Paper is made principally in long webs, or continuous strips, and is rolled up as it comes from the paper-making machine. It is then cut into sheets by a revolving fly cutter or a shear knife, cutting one sheet at a time off the roll. These sheets are furnished by the mills in bundles or cases, which are trimmed to certain sizes on a paper-cutting machine.

The best method of handling and cutting stock, the proper quantity to take on at each lift, the height of the pile to cut, and the routine of passing each cut section along in orderly fashion, should be given careful study.

Convenient tables of the right height and of ample surface are essential if the work is to be carried on satisfactorily, without backtracking or unnecessary motions and lifting.

Large stock should be piled on movable wooden platforms which can be moved quickly from place to place.

A primary difficulty in cutting-machine work is due to the great variety of papers and sizes required to be handled on the machine.
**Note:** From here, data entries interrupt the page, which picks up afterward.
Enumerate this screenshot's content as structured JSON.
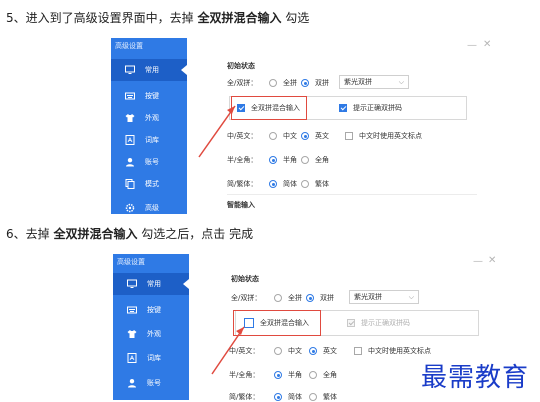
{
  "steps": [
    {
      "number": "5、",
      "before": "进入到了高级设置界面中，去掉 ",
      "bold": "全双拼混合输入",
      "after": " 勾选"
    },
    {
      "number": "6、",
      "before": "去掉 ",
      "bold": "全双拼混合输入",
      "after": " 勾选之后，点击 完成"
    }
  ],
  "screenshot_1": {
    "sidebar_title": "高级设置",
    "sidebar_items": [
      {
        "label": "常用",
        "icon": "monitor-icon",
        "active": true
      },
      {
        "label": "按键",
        "icon": "keyboard-icon",
        "active": false
      },
      {
        "label": "外观",
        "icon": "shirt-icon",
        "active": false
      },
      {
        "label": "词库",
        "icon": "book-icon",
        "active": false
      },
      {
        "label": "账号",
        "icon": "user-icon",
        "active": false
      },
      {
        "label": "模式",
        "icon": "copy-icon",
        "active": false
      },
      {
        "label": "高级",
        "icon": "gear-icon",
        "active": false
      }
    ],
    "section_initial": "初始状态",
    "quan_shuang_label": "全/双拼：",
    "opt_quanpin": "全拼",
    "opt_shuangpin": "双拼",
    "scheme_select": "紫光双拼",
    "mixed_input": "全双拼混合输入",
    "mixed_checked": true,
    "hint_correct": "提示正确双拼码",
    "hint_checked": true,
    "cn_en_label": "中/英文：",
    "opt_chinese": "中文",
    "opt_english": "英文",
    "punct_option": "中文时使用英文标点",
    "half_full_label": "半/全角：",
    "opt_half": "半角",
    "opt_full": "全角",
    "simp_trad_label": "简/繁体：",
    "opt_simplified": "简体",
    "opt_traditional": "繁体",
    "section_smart": "智能输入"
  },
  "screenshot_2": {
    "sidebar_title": "高级设置",
    "sidebar_items": [
      {
        "label": "常用",
        "icon": "monitor-icon",
        "active": true
      },
      {
        "label": "按键",
        "icon": "keyboard-icon",
        "active": false
      },
      {
        "label": "外观",
        "icon": "shirt-icon",
        "active": false
      },
      {
        "label": "词库",
        "icon": "book-icon",
        "active": false
      },
      {
        "label": "账号",
        "icon": "user-icon",
        "active": false
      }
    ],
    "section_initial": "初始状态",
    "quan_shuang_label": "全/双拼：",
    "opt_quanpin": "全拼",
    "opt_shuangpin": "双拼",
    "scheme_select": "紫光双拼",
    "mixed_input": "全双拼混合输入",
    "mixed_checked": false,
    "hint_correct": "提示正确双拼码",
    "hint_disabled": true,
    "cn_en_label": "中/英文：",
    "opt_chinese": "中文",
    "opt_english": "英文",
    "punct_option": "中文时使用英文标点",
    "half_full_label": "半/全角：",
    "opt_half": "半角",
    "opt_full": "全角",
    "simp_trad_label": "简/繁体：",
    "opt_simplified": "简体",
    "opt_traditional": "繁体"
  },
  "watermark": "最需教育",
  "colors": {
    "sidebar": "#2f7ae5",
    "sidebar_active": "#1d5fc7",
    "highlight": "#e04a3f",
    "watermark": "#1a3cc8",
    "accent": "#2f7ae5"
  }
}
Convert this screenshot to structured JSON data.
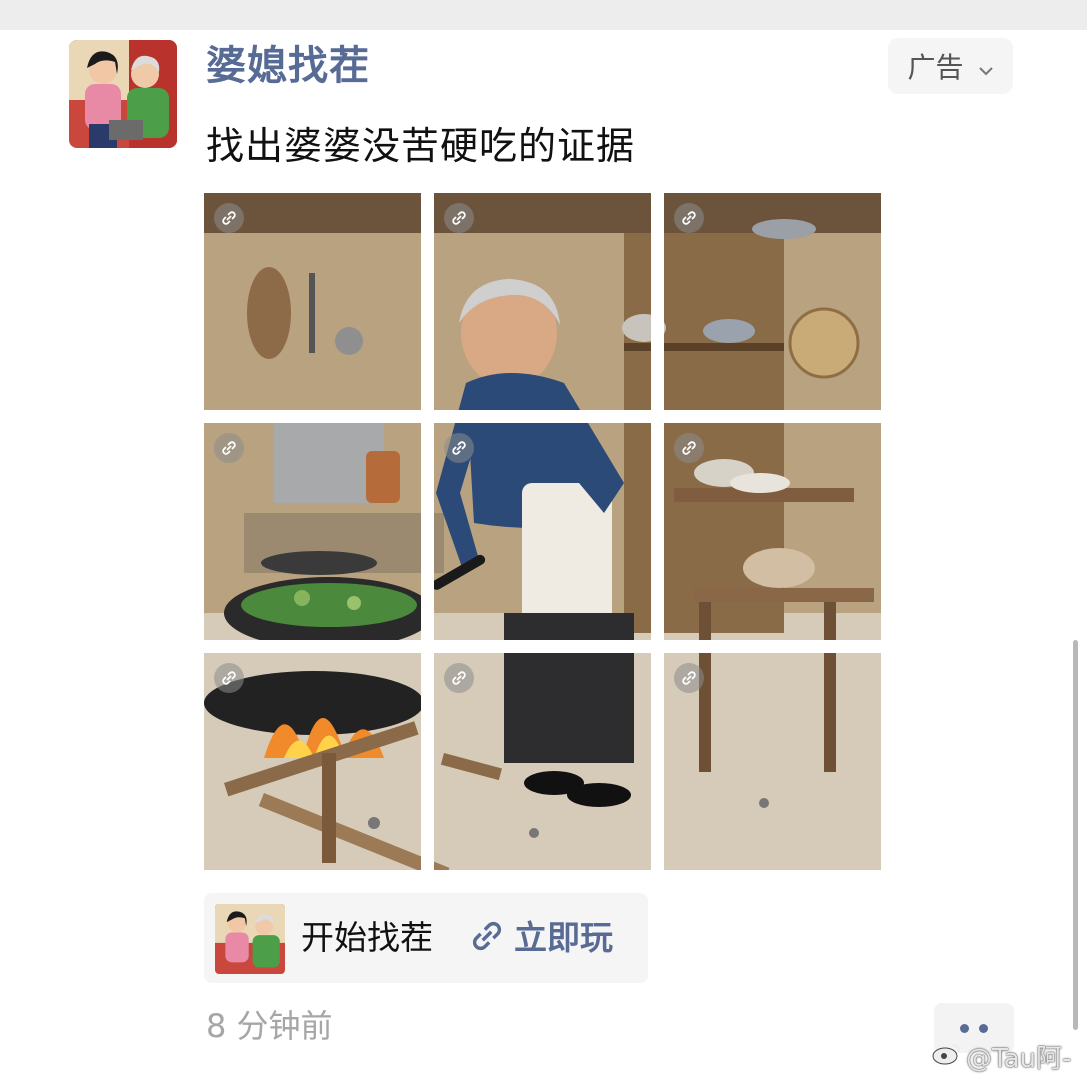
{
  "post": {
    "app_name": "婆媳找茬",
    "ad_label": "广告",
    "text": "找出婆婆没苦硬吃的证据",
    "timestamp": "8 分钟前"
  },
  "card": {
    "title": "开始找茬",
    "action_label": "立即玩"
  },
  "watermark": "@Tau阿-",
  "icons": {
    "ad_chevron": "chevron-down-icon",
    "link": "link-icon",
    "more": "more-dots-icon",
    "weibo": "weibo-icon"
  },
  "colors": {
    "link_blue": "#576b95",
    "card_bg": "#f5f5f5",
    "muted_text": "#a6a6a6"
  }
}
This varies from little narrow slips to piles the full width of the table, from a few sheets to a pile the full height allowed by the clamp, and from soft book paper to stock nearly as tough as tin. All these varying conditions cannot be met with equal success in one automatic machine. Therefore, superior intelligence rather than unusual muscle should be required of the operator.

Good judgment is required to determine the proper height of a pile to cut. This will often depend upon how much can be grasped each time with the hands and put into place in good order. Time may be lost and sheets wasted trying to fill up to the capacity of the machine; smaller piles and more of them may sometimes be a more economical method. The time taken for the knife stroke is only a second, while the time necessary to jog up several lifts may be minutes more than to put one lift into place. The convenient lift, as large as possible, and uniform in size if there are several of them, is the advisable practise.

Inaccurate cutting may be the result of several causes: (a) Not jogging the pile thoroughly against the back gage; this should be done by pressing the ball of the thumbs against the front of the pile from top to bottom. (b) By disturbing the pile when turning it for the next cut. (c) By lifting out the pile and failing to jog it carefully when flat against the back gage again. (d) Work that is fed to points on the printing press may not be square and true and consequently cannot be jogged against a straightedge gage and cut accurately. This condition should be watched for in such cases. Find out, if possible, which is the feed edge in the printing and jog up to that. Pressmen are often careless about this necessary instruction in sending printed sheets to the cutter.

Inaccurate cutting is also due to insufficient clamping pressure, allowing the pile to slip out of place slightly; or to excessive clamping pressure, compressing the pile more than necessary just at the line behind the knife cut.